The Prius & American Flag Index: How to tell where you are
by Eric Lucas
The American flag is red, white and blue; but America itself has become a bicolor place. We have red states and blue states, and almost everyone knows what these terms mean after the hotly contested elections of the new millennium. If people go to the grocery store packing pistols and Bibles, for example, you’re in a red state like Nevada. If folks wear Tevas to go to the store packing canvas shopping bags with the one-world logo on the side, you’re in a blue state: Oregon, say.
But this red-state/blue-state inventory is unsophisticated, obliterating regional differences within states—even neighborhood differences within cities.

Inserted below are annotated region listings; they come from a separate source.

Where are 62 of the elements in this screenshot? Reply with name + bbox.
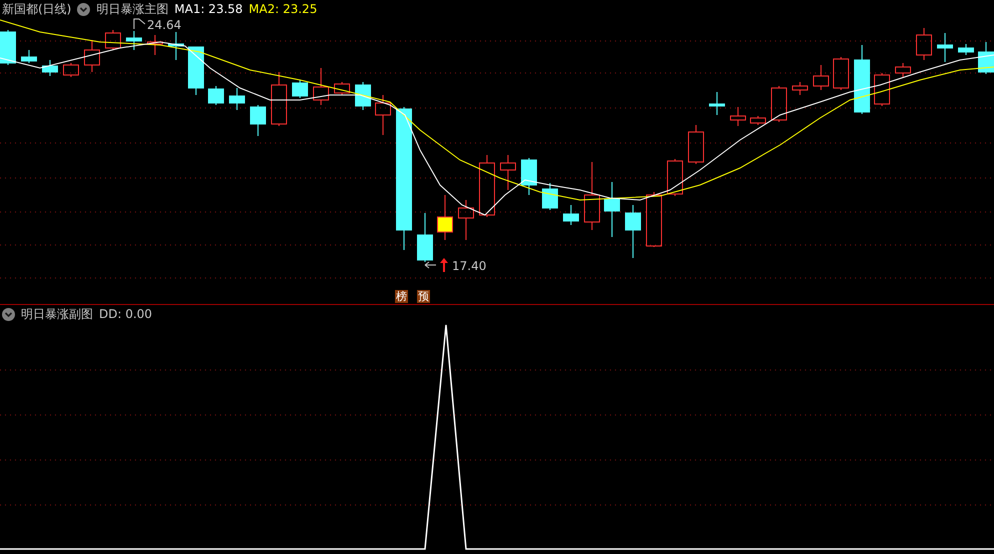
- chevron-down-icon[interactable]: [77, 2, 90, 16]
- candlestick: [813, 64, 829, 90]
- candlestick: [250, 104, 266, 136]
- candlestick: [105, 30, 121, 50]
- candlestick: [375, 94, 391, 136]
- candlestick: [667, 158, 683, 196]
- indicator-name: 明日暴涨主图: [96, 0, 168, 18]
- candlestick: [479, 154, 495, 218]
- candlestick: [792, 82, 808, 96]
- candlestick: [355, 82, 371, 110]
- candlestick: [771, 86, 787, 122]
- candlestick: [584, 162, 600, 230]
- arrow-up-icon: [440, 258, 448, 272]
- candlestick: [709, 92, 725, 116]
- low-price-label: 17.40: [452, 259, 486, 273]
- candlestick: [937, 32, 953, 62]
- candlestick: [874, 72, 890, 106]
- candlestick: [271, 72, 287, 126]
- candlestick: [750, 116, 766, 126]
- candlestick: [313, 68, 329, 106]
- candlestick: [833, 56, 849, 90]
- signal-marker: 预: [417, 290, 430, 302]
- candlestick: [63, 62, 79, 78]
- candlestick: [168, 32, 184, 60]
- candlestick: [292, 80, 308, 98]
- candlestick: [542, 182, 558, 210]
- candlestick: [958, 44, 974, 56]
- candlestick: [604, 182, 620, 238]
- moving-average-label: MA1: 23.58: [174, 2, 243, 16]
- candlestick: [42, 60, 58, 76]
- leader-line: [424, 262, 436, 268]
- candlestick: [126, 30, 142, 50]
- chevron-down-icon[interactable]: [2, 308, 15, 320]
- candlestick: [563, 204, 579, 226]
- high-price-label: 24.64: [147, 18, 182, 32]
- candlestick: [895, 62, 911, 78]
- signal-marker: 榜: [395, 290, 408, 302]
- candlestick: [334, 82, 350, 96]
- leader-line: [134, 18, 146, 30]
- stock-title: 新国都(日线): [2, 0, 72, 18]
- candlestick: [688, 124, 704, 164]
- candlestick: [84, 40, 100, 72]
- candlestick: [208, 86, 224, 106]
- indicator-name: 明日暴涨副图: [21, 306, 93, 322]
- candlestick: [646, 192, 662, 248]
- candlestick: [21, 50, 37, 64]
- candlestick: [625, 204, 641, 258]
- candlestick: [916, 28, 932, 60]
- candlestick: [417, 212, 433, 262]
- candlestick: [730, 106, 746, 126]
- candlestick: [521, 158, 537, 196]
- candlestick: [437, 194, 453, 240]
- candlestick: [0, 30, 16, 66]
- moving-average-label: MA2: 23.25: [248, 2, 318, 16]
- candlestick: [500, 154, 516, 190]
- candlestick: [229, 88, 245, 110]
- candlestick: [854, 44, 870, 114]
- candlestick: [978, 42, 994, 74]
- candlestick: [147, 34, 163, 56]
- indicator-value: DD: 0.00: [99, 307, 152, 321]
- candlestick: [188, 46, 204, 96]
- candlestick: [458, 200, 474, 240]
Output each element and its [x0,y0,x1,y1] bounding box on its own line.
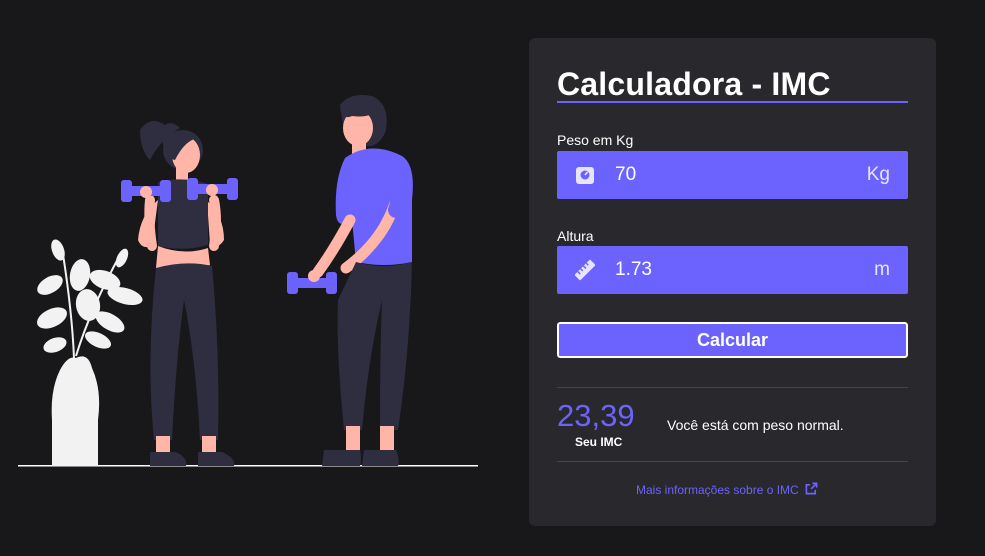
page-title: Calculadora - IMC [557,66,831,102]
imc-result-label: Seu IMC [575,435,623,449]
weight-field[interactable]: 70 Kg [557,151,908,199]
scale-icon [571,165,599,185]
imc-calculator-card: Calculadora - IMC Peso em Kg 70 Kg Altur… [529,38,936,526]
imc-result-message: Você está com peso normal. [667,417,844,433]
ruler-icon [571,259,599,281]
height-input[interactable]: 1.73 [615,259,874,281]
man-figure [287,95,413,466]
weight-input[interactable]: 70 [615,164,867,186]
height-unit: m [874,259,890,280]
plant-icon [37,239,143,466]
weight-unit: Kg [866,164,890,185]
woman-figure [121,121,238,466]
more-info-link-label: Mais informações sobre o IMC [636,483,799,497]
external-link-icon [805,482,818,498]
divider [557,461,908,462]
divider [557,387,908,388]
weight-label: Peso em Kg [557,132,634,148]
height-field[interactable]: 1.73 m [557,246,908,294]
height-label: Altura [557,228,594,244]
more-info-link[interactable]: Mais informações sobre o IMC [636,482,818,498]
title-underline [557,101,908,103]
imc-result-value: 23,39 [557,398,635,433]
fitness-illustration [18,95,478,467]
calculate-button[interactable]: Calcular [556,321,909,359]
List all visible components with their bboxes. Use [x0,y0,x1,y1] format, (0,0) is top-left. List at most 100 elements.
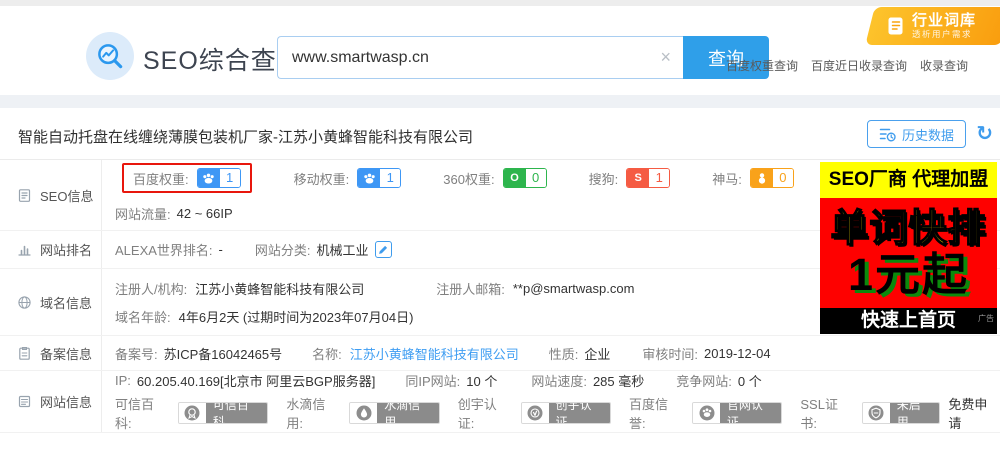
alexa-label: ALEXA世界排名: [115,243,213,258]
sogou-icon: S [627,169,650,188]
weight-label: 百度权重: [133,171,189,187]
weight-item-baidu: 百度权重: 1 [133,168,241,189]
weight-value: 1 [380,169,401,188]
header-links: 百度权重查询 百度近日收录查询 收录查询 [726,57,968,74]
water-drop-icon [350,403,378,423]
edit-category-icon[interactable] [374,241,392,258]
section-icp-info: 备案信息 备案号: 苏ICP备16042465号 名称: 江苏小黄蜂智能科技有限… [0,336,1000,371]
baidu-official-cert-badge[interactable]: 官网认证 [692,402,783,424]
email-label: 注册人邮箱: [436,281,505,297]
cert-label: 可信百科: [115,397,155,431]
ad-banner[interactable]: SEO厂商 代理加盟 单词快排 1元起 快速上首页 广告 [820,162,997,334]
ssl-shield-icon [863,403,890,423]
baidu-weight-highlight-box: 百度权重: 1 [122,163,252,194]
ad-line4-bar: 快速上首页 广告 [820,308,997,334]
360-icon: O [503,169,526,188]
speed-label: 网站速度: [531,374,587,389]
sidebar-item-seo-info[interactable]: SEO信息 [0,160,102,230]
globe-icon [18,295,31,309]
ad-line1: SEO厂商 代理加盟 [820,162,997,198]
weight-value: 1 [649,169,670,188]
ssl-cert-badge[interactable]: 未启用 [862,402,941,424]
sidebar-item-icp-info[interactable]: 备案信息 [0,336,102,370]
icp-audit-label: 审核时间: [642,346,699,362]
ad-body: 单词快排 1元起 [820,198,997,308]
header: SEO综合查询 × 查询 百度权重查询 百度近日收录查询 收录查询 行业词库 [0,6,1000,95]
ad-line2: 单词快排 [830,207,987,250]
icp-nature-label: 性质: [548,346,579,362]
history-data-button[interactable]: 历史数据 [866,120,966,148]
v-circle-icon [521,403,549,423]
clipboard-icon [19,346,30,360]
ip-row: IP: 60.205.40.169[北京市 阿里云BGP服务器] 同IP网站: … [115,371,1000,390]
search-input-wrap: × [277,36,683,79]
ip-label: IP: [115,373,131,388]
seo-query-page: SEO综合查询 × 查询 百度权重查询 百度近日收录查询 收录查询 行业词库 [0,0,1000,451]
link-baidu-weight-query[interactable]: 百度权重查询 [726,57,798,74]
registrant-value: 江苏小黄蜂智能科技有限公司 [195,281,365,297]
cert-badge-text: 未启用 [889,403,940,423]
weight-value: 0 [525,169,546,188]
sidebar-item-label: 网站排名 [40,243,93,258]
weight-label: 360权重: [443,171,495,187]
page-title: 智能自动托盘在线缠绕薄膜包装机厂家-江苏小黄蜂智能科技有限公司 [18,129,473,146]
link-baidu-recent-index-query[interactable]: 百度近日收录查询 [811,57,907,74]
shenma-weight-badge[interactable]: 0 [749,168,794,189]
shenma-icon [750,169,773,188]
trusted-baike-badge[interactable]: 可信百科 [178,402,269,424]
icp-audit-value: 2019-12-04 [704,345,771,361]
app-logo [86,32,134,80]
weight-item-shenma: 神马: 0 [712,168,794,189]
industry-thesaurus-ribbon[interactable]: 行业词库 透析用户需求 [865,7,1000,45]
weight-item-360: 360权重: O 0 [443,168,547,189]
icp-name-link[interactable]: 江苏小黄蜂智能科技有限公司 [350,344,519,363]
free-apply-link[interactable]: 免费申请 [948,394,1000,432]
baidu-paw-icon [693,403,720,423]
competitor-label: 竞争网站: [676,374,732,389]
sogou-weight-badge[interactable]: S 1 [626,168,671,189]
weight-label: 移动权重: [293,171,350,187]
certs-row: 可信百科: 可信百科 水滴信用: 水滴信用 创宇认证: 创宇认证 百度信誉: 官… [115,394,1000,432]
cert-chuangyu: 创宇认证: 创宇认证 [458,394,612,432]
same-ip-label: 同IP网站: [405,374,461,389]
mobile-weight-badge[interactable]: 1 [357,168,402,189]
section-divider-band [0,95,1000,108]
registrant-label: 注册人/机构: [115,281,188,297]
same-ip-value: 10 个 [466,374,498,389]
search-input[interactable] [277,36,683,79]
speed-value: 285 毫秒 [592,374,645,389]
chuangyu-cert-badge[interactable]: 创宇认证 [520,402,612,424]
section-site-info: 网站信息 IP: 60.205.40.169[北京市 阿里云BGP服务器] 同I… [0,371,1000,433]
sidebar-item-label: SEO信息 [40,188,94,204]
weight-label: 神马: [712,171,742,187]
baidu-paw-icon [358,169,381,188]
link-index-query[interactable]: 收录查询 [920,57,968,74]
water-drop-credit-badge[interactable]: 水滴信用 [349,402,440,424]
ad-tag: 广告 [978,314,994,323]
ribbon-title: 行业词库 [912,12,977,30]
book-icon [888,17,903,34]
cert-badge-text: 可信百科 [205,403,268,423]
sidebar-item-site-rank[interactable]: 网站排名 [0,231,102,268]
sidebar-item-domain-info[interactable]: 域名信息 [0,269,102,335]
360-weight-badge[interactable]: O 0 [502,168,547,189]
cert-label: 水滴信用: [286,397,326,431]
weight-value: 1 [219,169,240,188]
sidebar-item-site-info[interactable]: 网站信息 [0,371,102,432]
cert-trusted-baike: 可信百科: 可信百科 [115,394,269,432]
cert-label: SSL证书: [800,397,838,431]
weight-item-sogou: 搜狗: S 1 [589,168,671,189]
baidu-weight-badge[interactable]: 1 [196,168,241,189]
email-value: **p@smartwasp.com [512,280,635,296]
result-title-bar: 智能自动托盘在线缠绕薄膜包装机厂家-江苏小黄蜂智能科技有限公司 历史数据 ↻ [0,108,1000,160]
clear-icon[interactable]: × [660,45,671,69]
cert-label: 百度信誉: [629,397,669,431]
ip-value: 60.205.40.169[北京市 阿里云BGP服务器] [136,374,376,389]
ribbon-subtitle: 透析用户需求 [912,28,973,39]
refresh-icon[interactable]: ↻ [976,121,993,146]
sidebar-item-label: 网站信息 [40,395,93,410]
cert-baidu-xinyu: 百度信誉: 官网认证 [629,394,783,432]
icp-row: 备案号: 苏ICP备16042465号 名称: 江苏小黄蜂智能科技有限公司 性质… [115,344,1000,363]
cert-badge-text: 水滴信用 [377,403,439,423]
icp-nature-value: 企业 [584,346,611,362]
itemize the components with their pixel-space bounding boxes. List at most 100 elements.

Few states are “redder” than Arizona, for instance, which is attempting to quell illegal immigration by requiring police officers to check citizenship papers. But within Arizona are many quite liberal places—Tucson and Flagstaff, whose City Councils voted overwhelmingly to challenge the law in court.
What’s a savvy traveler to do? It’s important to know the nature of the place you are visiting. If you’re on a car trip, for example, should you remove the Obama sticker on the bumper (someone once did this for me, with a screwdriver, in a very red place) and replace it with a 30.06 in the rifle rack? Or, conversely, should you put on Tevas instead of Nocona gator-hides?